Logo Red Hot Chili Peppers

ORIGINALLY PUBLISHED IN THE GEORGIA STRAIGHT, JUNE 1, 2000

Nobody rocks like Flea. As soon as the Red Hot Chili Peppers’ hyperkinetic bassist stepped on the GM Place stage last Sunday (May 28), he started churning out monstrous hard-funk licks, and he didn’t slow down until the gig was over. And when Flea wasn’t laying down the grooviest bottom end in rock, when his diligent fingers took a brief respite from their slap-happy party on the frets, he’d instantly turn into a leaping, head-tossing, arm-flailing hooligan, the ultimate funk-soul brother.

Even if the rest of the Peppers weren’t skilled players and awesome performers, the live-wire Flea—who introduced himself as “Bryant Reeves”—could win over a crowd with his manic intensity alone. Fortunately for the 12,000 souls in attendance, the diminutive bass player’s bandmates proved to be equally accomplished.

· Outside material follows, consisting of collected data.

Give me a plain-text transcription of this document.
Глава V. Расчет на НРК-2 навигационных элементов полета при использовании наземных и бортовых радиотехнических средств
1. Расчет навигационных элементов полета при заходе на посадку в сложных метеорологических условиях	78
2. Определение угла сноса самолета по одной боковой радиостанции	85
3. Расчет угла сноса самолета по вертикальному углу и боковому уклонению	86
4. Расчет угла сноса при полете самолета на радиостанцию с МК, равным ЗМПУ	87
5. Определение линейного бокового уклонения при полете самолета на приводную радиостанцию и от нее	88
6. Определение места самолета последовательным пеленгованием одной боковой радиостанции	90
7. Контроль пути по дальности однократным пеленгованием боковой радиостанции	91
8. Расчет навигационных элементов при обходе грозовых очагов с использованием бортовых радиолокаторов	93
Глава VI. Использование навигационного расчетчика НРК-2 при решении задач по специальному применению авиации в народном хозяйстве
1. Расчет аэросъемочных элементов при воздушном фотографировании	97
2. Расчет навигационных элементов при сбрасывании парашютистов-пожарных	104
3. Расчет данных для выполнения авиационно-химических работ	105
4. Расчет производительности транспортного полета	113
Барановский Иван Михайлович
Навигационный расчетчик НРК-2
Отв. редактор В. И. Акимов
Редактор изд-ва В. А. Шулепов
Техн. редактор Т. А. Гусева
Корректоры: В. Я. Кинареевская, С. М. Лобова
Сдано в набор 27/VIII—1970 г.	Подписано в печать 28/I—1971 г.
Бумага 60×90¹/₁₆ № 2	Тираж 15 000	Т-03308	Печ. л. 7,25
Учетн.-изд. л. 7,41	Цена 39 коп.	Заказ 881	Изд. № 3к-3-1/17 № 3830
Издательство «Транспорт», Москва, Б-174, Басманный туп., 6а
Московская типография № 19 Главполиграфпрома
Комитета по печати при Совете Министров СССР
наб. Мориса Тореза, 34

Currently flying high with the Rick Rubin–produced Californication CD, the L.A. quartet drew roars of approval for melodic ditties from that album (“Scar Tissue”, “Otherside”) and older, frantic funk-rap workouts (“Give It Away”, “Suck My Kiss”). The group also threw in the odd surprise, as when guitarist John Frusciante took over the lead vocals for an abridged version of Elton John’s “Tiny Dancer”. Looking like a concentration-camp survivor who’d somehow managed to work out during his incarceration, the sinewy Frusciante half writhed, half lumbered around the stage, displaying a totally different performance style than Flea, who specialized in Olympic-level pogoing. Their distinct musical approaches—respectively jagged and buoyant—complemented each other beautifully.

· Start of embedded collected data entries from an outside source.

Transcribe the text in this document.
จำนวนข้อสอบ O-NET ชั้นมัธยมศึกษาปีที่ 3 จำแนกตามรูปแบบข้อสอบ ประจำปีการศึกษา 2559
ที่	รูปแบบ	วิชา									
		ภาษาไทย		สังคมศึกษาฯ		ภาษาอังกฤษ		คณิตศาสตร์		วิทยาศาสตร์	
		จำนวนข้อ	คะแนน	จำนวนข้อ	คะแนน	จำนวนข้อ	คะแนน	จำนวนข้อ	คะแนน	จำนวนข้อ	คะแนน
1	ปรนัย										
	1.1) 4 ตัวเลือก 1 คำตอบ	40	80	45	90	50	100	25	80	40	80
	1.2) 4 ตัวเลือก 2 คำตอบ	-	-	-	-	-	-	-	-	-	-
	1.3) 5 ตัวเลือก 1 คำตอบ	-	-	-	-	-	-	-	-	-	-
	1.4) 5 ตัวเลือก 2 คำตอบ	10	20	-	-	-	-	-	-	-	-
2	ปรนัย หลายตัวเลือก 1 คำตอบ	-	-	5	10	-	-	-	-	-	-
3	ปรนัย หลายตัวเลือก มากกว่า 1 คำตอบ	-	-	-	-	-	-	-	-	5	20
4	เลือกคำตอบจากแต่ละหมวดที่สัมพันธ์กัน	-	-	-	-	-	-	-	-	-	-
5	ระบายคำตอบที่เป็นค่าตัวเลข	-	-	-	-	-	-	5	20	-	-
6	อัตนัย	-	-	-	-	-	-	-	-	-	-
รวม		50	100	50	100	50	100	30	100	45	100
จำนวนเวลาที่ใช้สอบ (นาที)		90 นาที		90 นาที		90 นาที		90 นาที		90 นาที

With Chad Smith doing serious damage behind the drum kit, the Peppers were an arena-ready force to be reckoned with. And now that they’ve successfully branched out from their punk-funk beginnings with Californication, there’s no telling how far they’ll go. But membership in the multiplatinum club hasn’t gone to the band members’ heads. When one riled-up fan scrambled on-stage during the encore, no security goons were dispatched from the wings to take the intruder down hard and drag him away, as is often the case. The muscular Anthony Keidis just greeted the unexpected visitor with “Hey, how’d you get up here, man?” Then a roadie calmly led the guy away.

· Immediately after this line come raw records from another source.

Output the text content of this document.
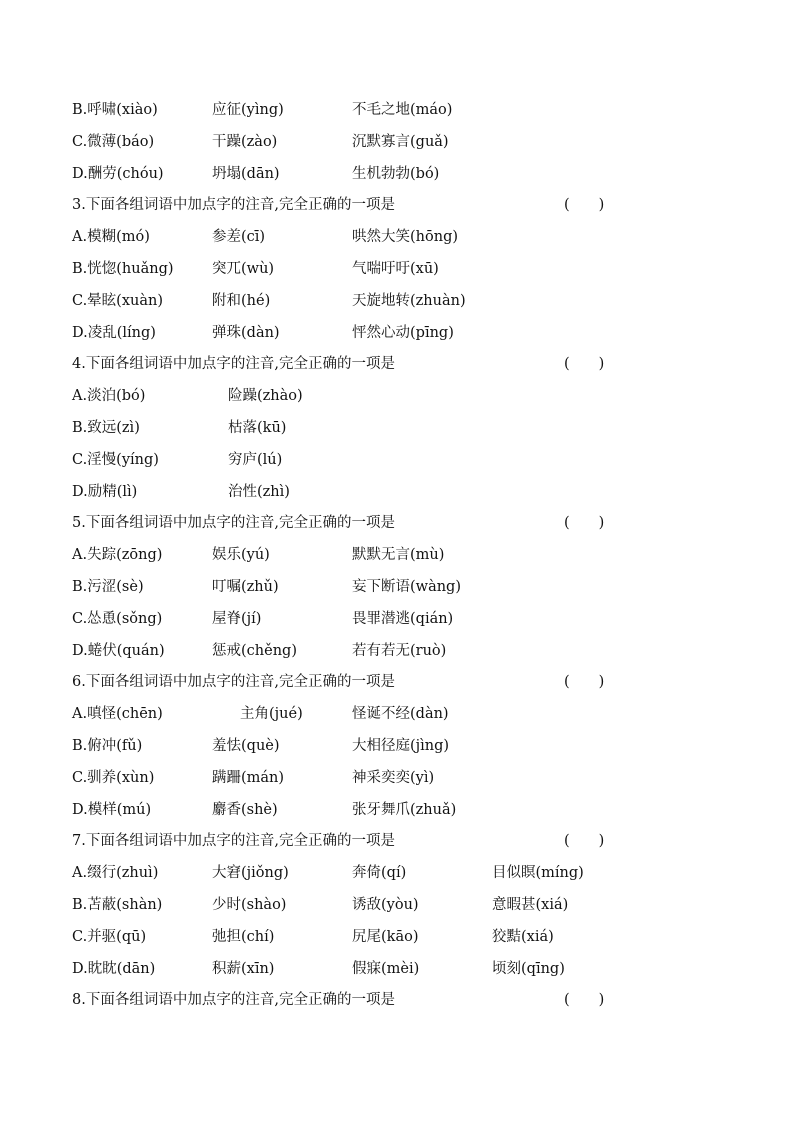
B.呼啸(xiào)	应征(yìng)	不毛之地(máo)
C.微薄(báo)	干躁(zào)	沉默寡言(guǎ)
D.酬劳(chóu)	坍塌(dān)	生机勃勃(bó)
3.下面各组词语中加点字的注音,完全正确的一项是	(　　)
A.模糊(mó)	参差(cī)	哄然大笑(hōng)
B.恍惚(huǎng)	突兀(wù)	气喘吁吁(xū)
C.晕眩(xuàn)	附和(hé)	天旋地转(zhuàn)
D.凌乱(líng)	弹珠(dàn)	怦然心动(pīng)
4.下面各组词语中加点字的注音,完全正确的一项是	(　　)
A.淡泊(bó)	险躁(zhào)
B.致远(zì)	枯落(kū)
C.淫慢(yíng)	穷庐(lú)
D.励精(lì)	治性(zhì)
5.下面各组词语中加点字的注音,完全正确的一项是	(　　)
A.失踪(zōng)	娱乐(yú)	默默无言(mù)
B.污涩(sè)	叮嘱(zhǔ)	妄下断语(wàng)
C.怂恿(sǒng)	屋脊(jí)	畏罪潜逃(qián)
D.蜷伏(quán)	惩戒(chěng)	若有若无(ruò)
6.下面各组词语中加点字的注音,完全正确的一项是	(　　)
A.嗔怪(chēn)	主角(jué)	怪诞不经(dàn)
B.俯冲(fǔ)	羞怯(què)	大相径庭(jìng)
C.驯养(xùn)	蹒跚(mán)	神采奕奕(yì)
D.模样(mú)	麝香(shè)	张牙舞爪(zhuǎ)
7.下面各组词语中加点字的注音,完全正确的一项是	(　　)
A.缀行(zhuì)	大窘(jiǒng)	奔倚(qí)	目似瞑(míng)
B.苫蔽(shàn)	少时(shào)	诱敌(yòu)	意暇甚(xiá)
C.并驱(qū)	弛担(chí)	尻尾(kāo)	狡黠(xiá)
D.眈眈(dān)	积薪(xīn)	假寐(mèi)	顷刻(qīng)
8.下面各组词语中加点字的注音,完全正确的一项是	(　　)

During the Foo Fighters’ warm-up set, singer-guitarist Dave Grohl displayed similar tolerance toward those who get physically swept up in the zealous vibe of a fully rocking rink. At one point, he waded out into the crowd with his mike stand and guitar, intent on some intimate interaction. When one overenthusiastic fan started tugging madly at his shirt, Grohl gently chided the fellow with “Hold on, dude, I’m making a speech here,” before asking another “Hey, did you just pinch my nipple?” The former Nirvana drummer responded to that ardent show of misplaced affection by leading his four-piece band through a thrashy set that included their massive radio hit “Learn to Fly” and a “love song” dedicated to Stompin’ Tom Connors.